Salvador Sobral ganha a Eurovisão. O Benfica é tetracampeão. Daqui a uns meses, Medina ganhará a CML, mesmo com os convites disfarçados de empreendedorismo que afastaram boa gente para as periferias em busca de rendas menos ridículas. Mas, aquilo que nos fala no interior em burburinho incessante é: quem ganha a competição internacional do IndieLisboa 2017?
Aqui no Deus Me Livro, por termos faltado à consulta do oráculo de Belline, bem como à do rei dos ultracongelados, Marco Bellini (e ele é que sabe), não sabemos quem será o contemplado, contudo, deixamos as dicas com muito gosto: ou Boli Bana (de Simon Gillard), ou Somniloquies (de Lucien Castaing-Taylor e Véréna Paravel). Elaboremos, com brevidade.
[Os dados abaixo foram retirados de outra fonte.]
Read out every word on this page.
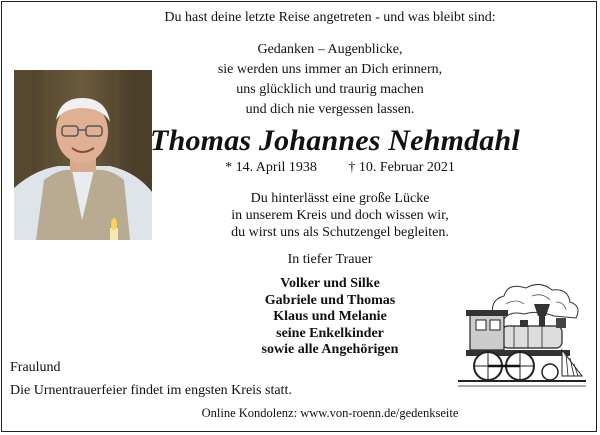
Du hast deine letzte Reise angetreten - und was bleibt sind:
Gedanken – Augenblicke,
sie werden uns immer an Dich erinnern,
uns glücklich und traurig machen
und dich nie vergessen lassen.
Thomas Johannes Nehmdahl
* 14. April 1938 † 10. Februar 2021
Du hinterlässt eine große Lücke
in unserem Kreis und doch wissen wir,
du wirst uns als Schutzengel begleiten.
In tiefer Trauer
Volker und Silke
Gabriele und Thomas
Klaus und Melanie
seine Enkelkinder
sowie alle Angehörigen
Fraulund
Die Urnentrauerfeier findet im engsten Kreis statt.
Online Kondolenz: www.von-roenn.de/gedenkseite
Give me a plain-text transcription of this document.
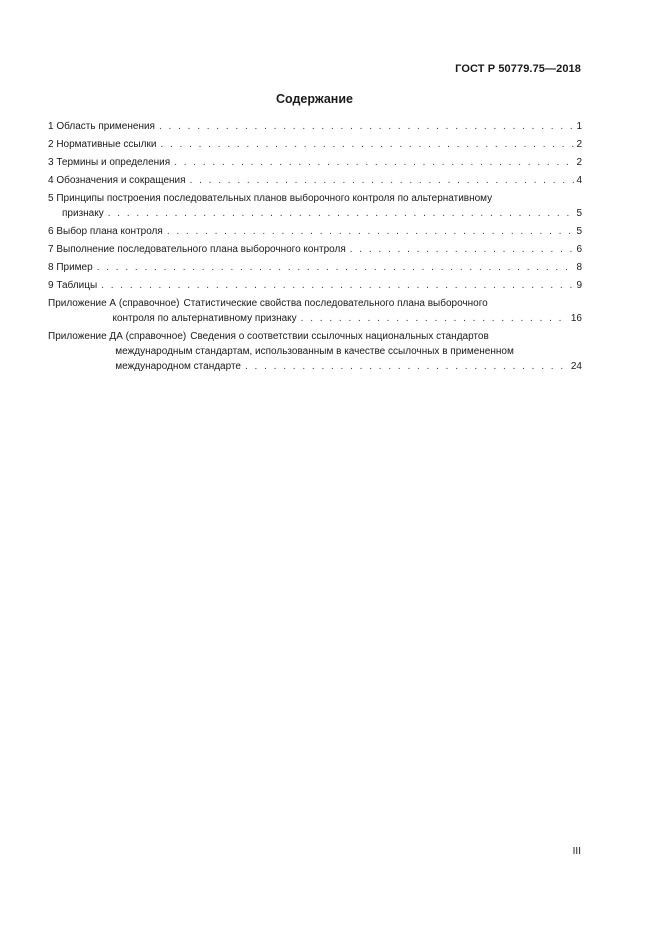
ГОСТ Р 50779.75—2018
Содержание
1 Область применения . . .	1
2 Нормативные ссылки . . .	2
3 Термины и определения . . .	2
4 Обозначения и сокращения . . .	4
5 Принципы построения последовательных планов выборочного контроля по альтернативному
признаку . . .	5
6 Выбор плана контроля . . .	5
7 Выполнение последовательного плана выборочного контроля . . .	6
8 Пример . . .	8
9 Таблицы . . .	9
Приложение А (справочное) Статистические свойства последовательного плана выборочного
контроля по альтернативному признаку . . .	16
Приложение ДА (справочное) Сведения о соответствии ссылочных национальных стандартов
международным стандартам, использованным в качестве ссылочных в примененном
международном стандарте . . .	24
III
“Boli Bana” tem a favor: a menção honrosa, nos créditos, à inspiração de Alberto Caeiro; revelar a proeza de, no cu de Judas do Burkina Faso, ter um puto com uma camisola do Sporting Lisbon (dos tempos áureos do patrocínio PT); mostra-nos a crueldade animalesca de uma circuncisão a sangue frio numa criança; contrapõe, na introdução, uma das mais belas dicotomias do cinema recente, filmada e editada quer com exuberância, como com prudência – a morte de um animal para consumo, pese o cariz ritualistíco, intercaladas com o nascimento de um bebé albino (tirem disto o que quiserem, mas lá que é brilhante, é.)
A segunda aposta, “Somniloquies”, possivelmente a sessão com mais desistências desta edição do Indie (exceptuando as curtas internacionais que não enchem a sala com amigos da equipa técnica), é um risco assumido. Para quem nunca teve ou terá problemas de vista, é compreensível que se sinta defraudado com o dinheiro investido, já que se trata do primeiro filme (profissional e ao longo de toda a sua duração) com um misto grave de miopia e astigmatismo, praí com doze dioptrias em cada olho. É, contudo, uma experiência sensória com toda a probabilidade de se demarcar de tudo o que já tenham visto, feita por tusto e meio. A premissa de uma vida não corpórea – aquela que jaz nos delírios de um sono profundo – recorrendo às gravações do arquivo Dion McGregor, o mais conhecido falador sonâmbulo do mundo – é aliada à exploração próxima e distante de sucessivos corpos de todos os feitios, em desfoque envolto numa escuridão cega, partilhando com o registo sonoro apenas o torpor adormecido. “Somniloquies” tanto consegue ser mais assustador que qualquer selecção oferecida na secção Boca do Inferno, como é mais cómica que qualquer piadola com referência aos subsídios do ICA que vão apanhar no bar da Culturgest.
Posto isto, e para concluirmos em grande, o Deus Me Livro contava ainda incluir “Ghost Hunting”, de forma oficial, nas suas apostas. Porém, graças ao fiasco da projecção no Grande Auditório da Culturgest, que sobrepôs legendas dessincronizadas (as inglesas, entregues à aleatoriedade, nem coincidiam com as imagens), o visionamento do filme tornou-se impossível. Fica aqui a dica: é filmão e há internet para cavar, cavar muito fundo, bem fundo.
Nota: este artigo foi escrito antes de qualquer uma das previsões apresentadas.